The Department of Health visited the location yesterday along with a "pest control expert," according to The Post. The impacted restaurant reportedly closed in late November after the system handling the store's orders was taken down when rats chewed up computer wiring.
Chipotle employees t0ld The Post that they continue to regularly clean the invaded store. Several alleged that Chipotle did not properly address the "dangerous" working conditions, which include multiple alleged rat bites.
"A company as big as Chipotle shouldn't be worried only about the amount of money they're making and leave their employees to keep working under dangerous conditions," Paulino Ruiz, an employee who claims to have been bitten by a rat, said.
Laurie Schalow, Chipotle's corporate affairs and food safety officer, responded to the allegations by reiterating that the health and safety of customers employees was a top priority for the company.

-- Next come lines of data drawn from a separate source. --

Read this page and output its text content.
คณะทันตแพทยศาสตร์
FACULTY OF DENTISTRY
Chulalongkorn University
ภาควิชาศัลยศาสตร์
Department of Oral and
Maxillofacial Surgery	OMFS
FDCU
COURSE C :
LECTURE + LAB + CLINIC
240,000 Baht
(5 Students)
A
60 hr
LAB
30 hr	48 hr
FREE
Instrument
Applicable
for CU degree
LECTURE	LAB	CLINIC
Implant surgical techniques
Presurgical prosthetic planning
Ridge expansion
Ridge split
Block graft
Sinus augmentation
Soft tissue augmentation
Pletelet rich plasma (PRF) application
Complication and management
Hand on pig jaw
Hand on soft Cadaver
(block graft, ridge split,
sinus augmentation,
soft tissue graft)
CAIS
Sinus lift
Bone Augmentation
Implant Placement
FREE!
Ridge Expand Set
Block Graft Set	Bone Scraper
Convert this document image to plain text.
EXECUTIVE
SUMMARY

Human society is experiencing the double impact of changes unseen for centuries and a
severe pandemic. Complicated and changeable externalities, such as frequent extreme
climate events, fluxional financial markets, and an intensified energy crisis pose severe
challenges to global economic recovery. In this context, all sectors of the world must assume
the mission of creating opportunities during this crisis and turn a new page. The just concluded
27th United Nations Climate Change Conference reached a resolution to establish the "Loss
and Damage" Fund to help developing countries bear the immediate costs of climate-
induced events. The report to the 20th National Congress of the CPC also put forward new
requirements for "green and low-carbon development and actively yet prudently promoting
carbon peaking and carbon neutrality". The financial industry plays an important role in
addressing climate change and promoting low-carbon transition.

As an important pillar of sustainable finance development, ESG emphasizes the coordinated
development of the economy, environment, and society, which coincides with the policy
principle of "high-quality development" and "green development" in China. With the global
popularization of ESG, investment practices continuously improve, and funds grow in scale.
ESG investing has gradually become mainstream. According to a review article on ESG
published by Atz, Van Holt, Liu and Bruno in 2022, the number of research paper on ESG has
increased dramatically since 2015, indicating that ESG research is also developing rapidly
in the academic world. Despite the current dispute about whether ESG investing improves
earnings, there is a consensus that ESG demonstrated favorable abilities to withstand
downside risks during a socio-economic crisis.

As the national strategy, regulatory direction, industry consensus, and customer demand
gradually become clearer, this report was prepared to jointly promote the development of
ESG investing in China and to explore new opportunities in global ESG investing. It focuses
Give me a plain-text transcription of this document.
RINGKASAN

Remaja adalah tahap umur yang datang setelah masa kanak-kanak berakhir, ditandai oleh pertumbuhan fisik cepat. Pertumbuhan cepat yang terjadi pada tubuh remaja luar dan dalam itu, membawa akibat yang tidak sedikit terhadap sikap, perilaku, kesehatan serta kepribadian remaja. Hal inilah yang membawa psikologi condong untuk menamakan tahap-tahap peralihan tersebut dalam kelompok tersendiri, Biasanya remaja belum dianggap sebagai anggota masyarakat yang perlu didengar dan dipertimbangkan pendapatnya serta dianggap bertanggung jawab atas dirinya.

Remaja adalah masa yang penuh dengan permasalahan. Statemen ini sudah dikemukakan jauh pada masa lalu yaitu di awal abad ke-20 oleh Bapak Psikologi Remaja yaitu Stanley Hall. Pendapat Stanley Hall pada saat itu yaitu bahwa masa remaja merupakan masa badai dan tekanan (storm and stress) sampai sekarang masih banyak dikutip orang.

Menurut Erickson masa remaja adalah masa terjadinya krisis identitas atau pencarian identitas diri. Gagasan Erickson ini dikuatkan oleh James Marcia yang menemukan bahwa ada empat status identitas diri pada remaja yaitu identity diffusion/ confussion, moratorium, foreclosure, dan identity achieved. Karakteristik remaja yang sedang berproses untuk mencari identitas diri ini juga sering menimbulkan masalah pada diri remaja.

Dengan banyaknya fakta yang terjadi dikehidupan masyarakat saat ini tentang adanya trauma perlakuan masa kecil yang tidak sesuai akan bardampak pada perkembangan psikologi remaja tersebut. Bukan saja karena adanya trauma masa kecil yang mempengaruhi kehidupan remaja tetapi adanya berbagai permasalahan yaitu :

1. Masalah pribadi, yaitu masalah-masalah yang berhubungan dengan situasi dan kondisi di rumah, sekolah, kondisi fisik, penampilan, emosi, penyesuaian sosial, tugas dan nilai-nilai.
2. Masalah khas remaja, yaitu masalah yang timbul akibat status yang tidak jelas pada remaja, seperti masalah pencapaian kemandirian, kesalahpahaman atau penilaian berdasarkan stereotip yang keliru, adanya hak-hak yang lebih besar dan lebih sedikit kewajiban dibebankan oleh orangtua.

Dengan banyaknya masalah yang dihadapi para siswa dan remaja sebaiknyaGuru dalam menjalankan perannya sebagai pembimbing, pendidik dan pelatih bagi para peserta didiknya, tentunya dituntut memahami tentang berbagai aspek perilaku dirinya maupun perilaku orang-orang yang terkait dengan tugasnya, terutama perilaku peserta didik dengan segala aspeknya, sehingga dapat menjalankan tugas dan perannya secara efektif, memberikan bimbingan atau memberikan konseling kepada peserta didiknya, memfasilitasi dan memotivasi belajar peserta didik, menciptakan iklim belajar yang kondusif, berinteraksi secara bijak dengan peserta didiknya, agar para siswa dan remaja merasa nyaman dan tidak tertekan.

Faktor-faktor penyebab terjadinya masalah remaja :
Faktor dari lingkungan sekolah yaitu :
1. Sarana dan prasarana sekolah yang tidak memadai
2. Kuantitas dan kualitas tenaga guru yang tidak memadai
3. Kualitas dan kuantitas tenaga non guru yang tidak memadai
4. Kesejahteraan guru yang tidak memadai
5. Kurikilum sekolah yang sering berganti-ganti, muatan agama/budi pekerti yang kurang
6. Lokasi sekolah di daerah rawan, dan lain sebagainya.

"The Columbia Presbyterian restaurant located at 4009 Broadway in New York has been mainly closed since Nov. 23 due to a pest problem affecting the immediate area," Schalow told The Post. "During this time, we have arranged an emergency pest service and deep cleaning and are working with the landlord directly to ensure location improvements are met before reopening."
Until further notice, customers in Washington Heights will have to find their burrito fix elsewhere.